Le noir de fumée s’est épaissi, englué en attendant sa dilution prochaine. Il ne sent plus le pin auquel il va peut-être redonner vie sur la page du calligraphe. Le musc et le camphre masquent la vilaine odeur de colle (viande ou poisson). Le mélange ainsi obtenu se tient en un seul morceau, solide, il est moulé sous la forme d’un bâton dont on a orné la surface lisse d’un dragon rehaussé d’or, d’un personnage en bas-relief ou encore de l’arbre qui lui a donné sa couleur.

Que l’encre chinoise se présente sous une forme solide plutôt que liquide, comme elle l’est en Occident, voilà ce qui explique qu’elle soit plus que de l’encre. Ne figure-t-elle pas, aux côtés du papier, du pinceau et de la pierre à encre, dans la liste des quatre trésors du lettré ? A ce titre, elle est une œuvre d’art.

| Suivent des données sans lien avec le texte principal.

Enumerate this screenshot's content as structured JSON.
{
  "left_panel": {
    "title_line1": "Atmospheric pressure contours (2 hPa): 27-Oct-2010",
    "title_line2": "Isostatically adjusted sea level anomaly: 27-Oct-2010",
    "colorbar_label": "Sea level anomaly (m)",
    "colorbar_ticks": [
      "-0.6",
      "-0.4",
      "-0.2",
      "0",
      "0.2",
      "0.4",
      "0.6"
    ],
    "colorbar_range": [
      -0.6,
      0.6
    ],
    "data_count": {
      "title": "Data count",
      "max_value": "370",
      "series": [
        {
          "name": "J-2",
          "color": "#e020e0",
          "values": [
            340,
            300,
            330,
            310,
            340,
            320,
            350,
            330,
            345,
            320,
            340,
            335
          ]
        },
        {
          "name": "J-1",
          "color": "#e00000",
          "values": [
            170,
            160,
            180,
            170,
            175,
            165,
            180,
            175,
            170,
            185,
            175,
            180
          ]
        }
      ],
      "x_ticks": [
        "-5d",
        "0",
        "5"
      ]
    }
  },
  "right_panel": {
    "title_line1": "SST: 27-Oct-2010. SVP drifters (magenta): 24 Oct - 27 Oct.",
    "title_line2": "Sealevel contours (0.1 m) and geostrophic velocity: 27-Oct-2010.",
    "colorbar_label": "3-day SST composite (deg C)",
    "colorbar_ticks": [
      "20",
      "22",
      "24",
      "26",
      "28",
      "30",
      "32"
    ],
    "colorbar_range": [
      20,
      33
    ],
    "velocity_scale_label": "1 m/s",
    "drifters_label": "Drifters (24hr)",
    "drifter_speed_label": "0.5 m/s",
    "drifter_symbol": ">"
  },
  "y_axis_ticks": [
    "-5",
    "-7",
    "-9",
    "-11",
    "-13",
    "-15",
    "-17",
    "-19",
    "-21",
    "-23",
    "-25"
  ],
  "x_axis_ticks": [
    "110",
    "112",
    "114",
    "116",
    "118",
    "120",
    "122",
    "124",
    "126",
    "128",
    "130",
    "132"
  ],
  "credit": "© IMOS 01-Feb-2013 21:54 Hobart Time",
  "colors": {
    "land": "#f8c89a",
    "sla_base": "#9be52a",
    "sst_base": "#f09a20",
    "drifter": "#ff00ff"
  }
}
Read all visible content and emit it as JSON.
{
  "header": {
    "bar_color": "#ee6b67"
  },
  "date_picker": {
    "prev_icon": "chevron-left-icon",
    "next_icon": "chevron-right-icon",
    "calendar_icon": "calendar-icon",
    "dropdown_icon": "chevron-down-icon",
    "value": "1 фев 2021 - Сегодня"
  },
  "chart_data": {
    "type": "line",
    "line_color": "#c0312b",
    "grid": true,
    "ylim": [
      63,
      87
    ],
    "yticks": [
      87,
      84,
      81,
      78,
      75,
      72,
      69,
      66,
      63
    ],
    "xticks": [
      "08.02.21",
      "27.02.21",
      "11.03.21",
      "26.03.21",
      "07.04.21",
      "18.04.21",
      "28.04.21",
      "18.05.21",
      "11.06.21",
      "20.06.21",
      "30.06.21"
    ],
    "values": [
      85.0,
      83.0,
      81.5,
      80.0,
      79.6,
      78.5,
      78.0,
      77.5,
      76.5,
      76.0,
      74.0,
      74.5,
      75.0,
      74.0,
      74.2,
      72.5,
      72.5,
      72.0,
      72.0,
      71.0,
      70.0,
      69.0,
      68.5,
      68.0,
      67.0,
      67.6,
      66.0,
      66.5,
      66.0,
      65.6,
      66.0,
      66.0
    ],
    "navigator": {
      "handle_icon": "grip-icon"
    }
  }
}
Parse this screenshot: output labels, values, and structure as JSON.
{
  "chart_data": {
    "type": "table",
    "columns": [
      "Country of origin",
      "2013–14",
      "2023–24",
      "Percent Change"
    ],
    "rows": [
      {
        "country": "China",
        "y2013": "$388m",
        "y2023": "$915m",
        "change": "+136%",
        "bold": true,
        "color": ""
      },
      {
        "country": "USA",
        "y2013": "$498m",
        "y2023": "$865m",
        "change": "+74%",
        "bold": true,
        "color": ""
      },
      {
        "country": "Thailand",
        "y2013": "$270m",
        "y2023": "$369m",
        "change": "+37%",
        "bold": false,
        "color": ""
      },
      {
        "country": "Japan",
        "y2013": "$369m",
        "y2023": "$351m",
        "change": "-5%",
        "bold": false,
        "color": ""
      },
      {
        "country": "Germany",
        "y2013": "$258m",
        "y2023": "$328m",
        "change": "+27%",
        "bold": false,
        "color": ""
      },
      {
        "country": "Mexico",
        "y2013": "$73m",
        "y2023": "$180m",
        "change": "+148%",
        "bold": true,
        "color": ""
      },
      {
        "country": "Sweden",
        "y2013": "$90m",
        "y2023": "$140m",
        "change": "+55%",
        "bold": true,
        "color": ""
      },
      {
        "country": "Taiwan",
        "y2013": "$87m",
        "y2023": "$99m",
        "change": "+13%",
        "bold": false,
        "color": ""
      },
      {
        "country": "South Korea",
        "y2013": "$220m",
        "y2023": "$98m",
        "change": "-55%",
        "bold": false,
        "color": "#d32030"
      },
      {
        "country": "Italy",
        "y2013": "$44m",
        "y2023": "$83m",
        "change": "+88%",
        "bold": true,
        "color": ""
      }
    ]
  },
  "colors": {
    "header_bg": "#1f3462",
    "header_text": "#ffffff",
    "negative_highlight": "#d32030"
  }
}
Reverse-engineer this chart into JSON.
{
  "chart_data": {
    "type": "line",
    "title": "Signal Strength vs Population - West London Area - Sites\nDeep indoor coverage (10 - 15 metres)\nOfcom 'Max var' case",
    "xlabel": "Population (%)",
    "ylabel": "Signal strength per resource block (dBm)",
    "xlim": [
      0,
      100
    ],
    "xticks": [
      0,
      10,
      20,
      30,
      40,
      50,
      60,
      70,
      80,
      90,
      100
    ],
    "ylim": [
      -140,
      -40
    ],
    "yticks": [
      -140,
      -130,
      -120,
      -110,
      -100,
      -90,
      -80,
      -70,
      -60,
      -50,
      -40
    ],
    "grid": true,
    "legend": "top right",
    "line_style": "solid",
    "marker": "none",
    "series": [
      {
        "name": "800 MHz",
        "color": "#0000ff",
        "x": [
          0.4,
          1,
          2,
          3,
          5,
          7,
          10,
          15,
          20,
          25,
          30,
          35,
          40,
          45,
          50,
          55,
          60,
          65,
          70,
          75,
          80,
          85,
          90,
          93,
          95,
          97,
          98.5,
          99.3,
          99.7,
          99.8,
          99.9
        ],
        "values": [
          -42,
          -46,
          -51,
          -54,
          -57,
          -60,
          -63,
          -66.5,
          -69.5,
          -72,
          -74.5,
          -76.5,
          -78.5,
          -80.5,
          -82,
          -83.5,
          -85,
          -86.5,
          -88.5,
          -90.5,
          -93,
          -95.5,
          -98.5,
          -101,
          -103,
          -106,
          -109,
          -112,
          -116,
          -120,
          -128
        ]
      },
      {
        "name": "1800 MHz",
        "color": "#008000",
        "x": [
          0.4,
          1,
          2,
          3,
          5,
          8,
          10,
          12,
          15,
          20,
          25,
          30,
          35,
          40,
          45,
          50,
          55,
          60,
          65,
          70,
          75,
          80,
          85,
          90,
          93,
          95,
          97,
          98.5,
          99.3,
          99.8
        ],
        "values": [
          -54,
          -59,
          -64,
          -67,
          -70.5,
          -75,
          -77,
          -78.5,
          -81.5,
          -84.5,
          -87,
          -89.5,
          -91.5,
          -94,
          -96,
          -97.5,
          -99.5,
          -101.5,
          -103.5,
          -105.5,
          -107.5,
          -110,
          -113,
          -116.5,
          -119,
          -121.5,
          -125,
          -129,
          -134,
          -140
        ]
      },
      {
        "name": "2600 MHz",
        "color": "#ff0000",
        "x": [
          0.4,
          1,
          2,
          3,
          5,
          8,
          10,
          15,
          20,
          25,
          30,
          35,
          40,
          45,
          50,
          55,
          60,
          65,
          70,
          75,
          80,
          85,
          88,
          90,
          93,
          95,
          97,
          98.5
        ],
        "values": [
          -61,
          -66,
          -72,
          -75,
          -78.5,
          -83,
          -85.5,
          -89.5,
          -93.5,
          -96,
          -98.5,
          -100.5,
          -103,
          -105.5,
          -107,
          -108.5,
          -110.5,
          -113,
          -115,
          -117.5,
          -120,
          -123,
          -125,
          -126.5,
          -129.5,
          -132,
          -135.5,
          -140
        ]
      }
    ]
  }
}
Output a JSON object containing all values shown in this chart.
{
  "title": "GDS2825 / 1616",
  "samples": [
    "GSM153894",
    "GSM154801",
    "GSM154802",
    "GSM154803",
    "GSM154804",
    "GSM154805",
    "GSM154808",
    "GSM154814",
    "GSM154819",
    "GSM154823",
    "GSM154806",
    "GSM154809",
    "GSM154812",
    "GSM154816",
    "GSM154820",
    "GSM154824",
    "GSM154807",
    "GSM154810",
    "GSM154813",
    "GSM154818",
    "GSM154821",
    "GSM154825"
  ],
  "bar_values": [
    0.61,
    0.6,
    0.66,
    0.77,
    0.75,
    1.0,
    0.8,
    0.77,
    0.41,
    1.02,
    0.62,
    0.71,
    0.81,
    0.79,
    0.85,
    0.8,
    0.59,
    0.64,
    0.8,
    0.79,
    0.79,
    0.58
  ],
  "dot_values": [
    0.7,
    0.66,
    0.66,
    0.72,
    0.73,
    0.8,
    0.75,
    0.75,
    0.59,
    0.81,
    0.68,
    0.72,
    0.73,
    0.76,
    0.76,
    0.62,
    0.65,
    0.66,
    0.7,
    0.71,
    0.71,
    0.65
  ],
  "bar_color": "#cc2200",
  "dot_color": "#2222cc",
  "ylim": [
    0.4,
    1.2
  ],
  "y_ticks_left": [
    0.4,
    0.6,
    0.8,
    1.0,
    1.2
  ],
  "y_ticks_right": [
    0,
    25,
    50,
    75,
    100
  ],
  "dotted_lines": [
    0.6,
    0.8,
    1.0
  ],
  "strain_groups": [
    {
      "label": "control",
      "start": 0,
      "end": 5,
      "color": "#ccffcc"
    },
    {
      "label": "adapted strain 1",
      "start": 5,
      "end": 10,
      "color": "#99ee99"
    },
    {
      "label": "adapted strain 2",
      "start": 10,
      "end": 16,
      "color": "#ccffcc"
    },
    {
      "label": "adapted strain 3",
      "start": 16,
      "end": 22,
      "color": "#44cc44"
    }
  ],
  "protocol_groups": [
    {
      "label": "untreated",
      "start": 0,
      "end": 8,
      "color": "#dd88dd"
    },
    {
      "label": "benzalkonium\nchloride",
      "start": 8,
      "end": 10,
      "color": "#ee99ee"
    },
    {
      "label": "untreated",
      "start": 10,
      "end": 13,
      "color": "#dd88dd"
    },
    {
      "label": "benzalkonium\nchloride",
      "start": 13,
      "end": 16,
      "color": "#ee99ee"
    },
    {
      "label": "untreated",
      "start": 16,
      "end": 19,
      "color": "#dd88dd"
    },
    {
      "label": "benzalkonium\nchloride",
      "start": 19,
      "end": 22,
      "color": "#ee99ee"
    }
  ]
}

Jusqu’au XIXe siècle, l’encre des livres imprimés présente une recette simple, dont la qualité et la stabilité sautent encore aujourd’hui aux yeux de celui qui a la chance de posséder un livre ancien, voire très ancien. Liquide, elle ne nous parvient pas sous la forme de bâtons mais déjà pliée à son usage. Puis la production d’encre devient elle aussi une industrie. Les presses d’imprimerie vont désormais plus vite, on doit ajouter à l’encre colorants et autres additifs pour la rendre plus visqueuse, accélérer son séchage. Le brillant des encres modernes durera-t-il longtemps ? On est aujourd’hui bien en peine de prédire si ces textes pourront eux aussi traverser les siècles.